Dalam pernyataan yang mempromosikan app dan kampanye iklan nasional di sekitarnya, Menteri Keamanan Dalam Negeri Kristi Noem mengatakan bahwa app CBP Home "memberikan pilihan bagi orang asing untuk pergi sekarang, dan deportasi mandiri, sehingga mereka masih memiliki kesempatan untuk kembali secara legal di masa depan dan menjalani mimpi Amerika". Dalam komentar terpisah yang disorot oleh DHS dan diringkas oleh media termasuk The Daily Wire dan The Associated Press, Noem memperingatkan bahwa mereka yang menolak berangkat menghadapi risiko lebih tinggi denda, penangkapan, deportasi, dan dilarang secara permanen atau jangka panjang untuk kembali ke Amerika Serikat.

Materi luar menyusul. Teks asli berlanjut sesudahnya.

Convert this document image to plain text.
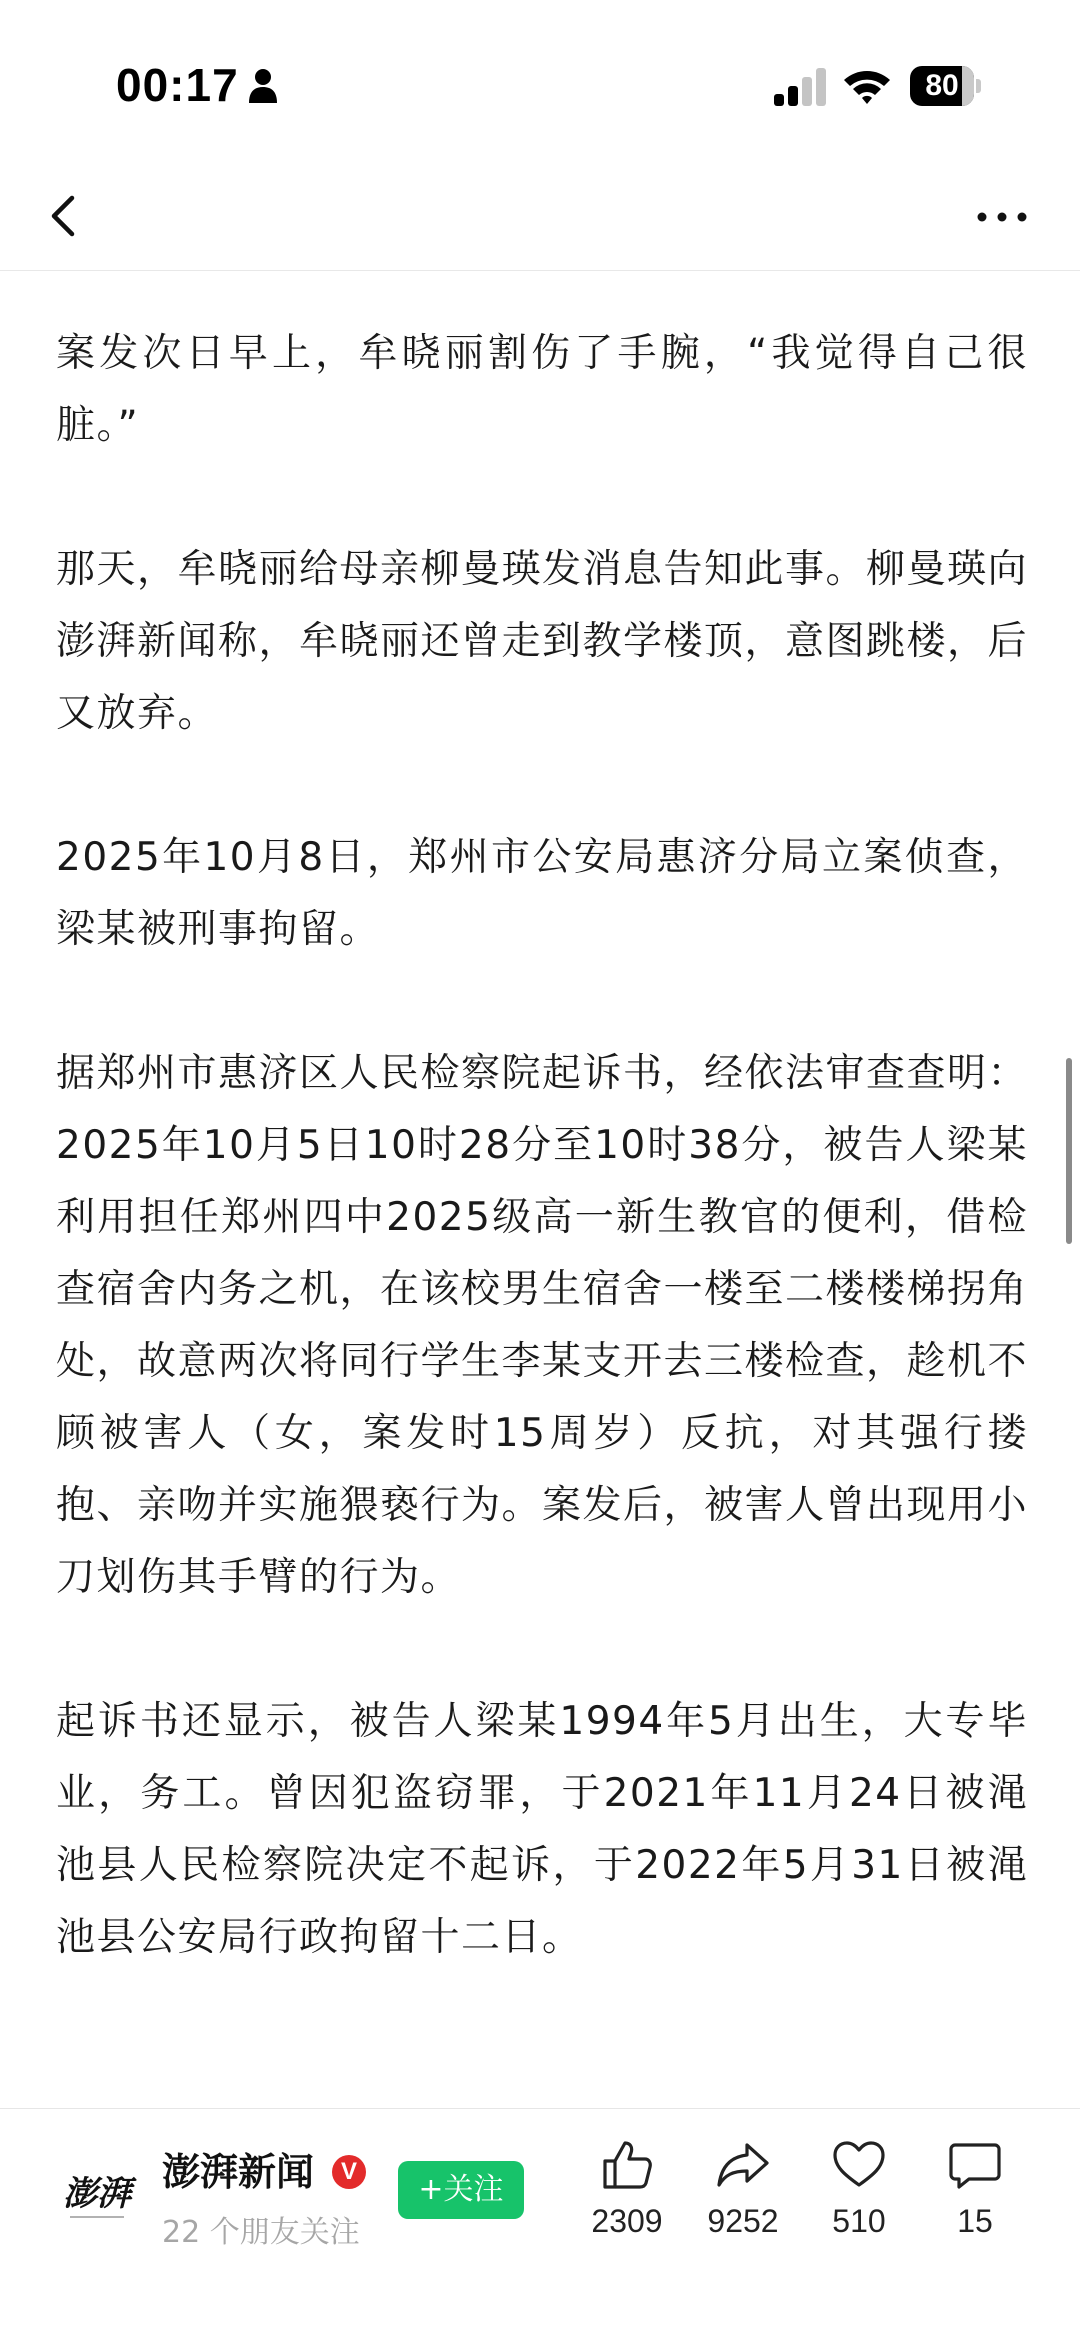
00:17	80

案发次日早上，牟晓丽割伤了手腕，“我觉得自己很脏。”

那天，牟晓丽给母亲柳曼瑛发消息告知此事。柳曼瑛向澎湃新闻称，牟晓丽还曾走到教学楼顶，意图跳楼，后又放弃。

2025年10月8日，郑州市公安局惠济分局立案侦查，梁某被刑事拘留。

据郑州市惠济区人民检察院起诉书，经依法审查查明：2025年10月5日10时28分至10时38分，被告人梁某利用担任郑州四中2025级高一新生教官的便利，借检查宿舍内务之机，在该校男生宿舍一楼至二楼楼梯拐角处，故意两次将同行学生李某支开去三楼检查，趁机不顾被害人（女，案发时15周岁）反抗，对其强行搂抱、亲吻并实施猥亵行为。案发后，被害人曾出现用小刀划伤其手臂的行为。

起诉书还显示，被告人梁某1994年5月出生，大专毕业，务工。曾因犯盗窃罪，于2021年11月24日被渑池县人民检察院决定不起诉，于2022年5月31日被渑池县公安局行政拘留十二日。

澎湃 澎湃新闻	V
22 个朋友关注
+关注
2309	9252	510	15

Video liburan dan pesan terkait dirilis di latar belakang peningkatan penegakan imigrasi. Pelaporan oleh The Associated Press, The Washington Post, dan media lain merinci strategi pemerintahan Trump yang lebih luas yang mencakup pencabutan parole atau perlindungan hukum sementara bagi ratusan ribu migran yang masuk di bawah kebijakan sebelumnya, memperluas razia imigrasi, dan mendesak yang terkena untuk pergi melalui app CBP Home atau menghadapi pengusiran paksa.
The Daily Wire, mengutip DHS, melaporkan bahwa lebih dari 1,6 juta imigran ilegal telah menggunakan CBP Home atau program terkait untuk meninggalkan Amerika Serikat, sementara lebih dari 500.000 lainnya telah dideportasi secara resmi oleh otoritas federal. DHS telah mempromosikan secara publik tingkat deportasi mandiri rekor melalui app tersebut tetapi belum merilis statistik dasar terperinci, dan verifikasi independen atas angka-angka tepat tetap terbatas. Presiden Trump sebelumnya menetapkan target deportasi sekitar satu juta imigran ilegal per tahun sebagai bagian dari strategi penegakan yang lebih luas.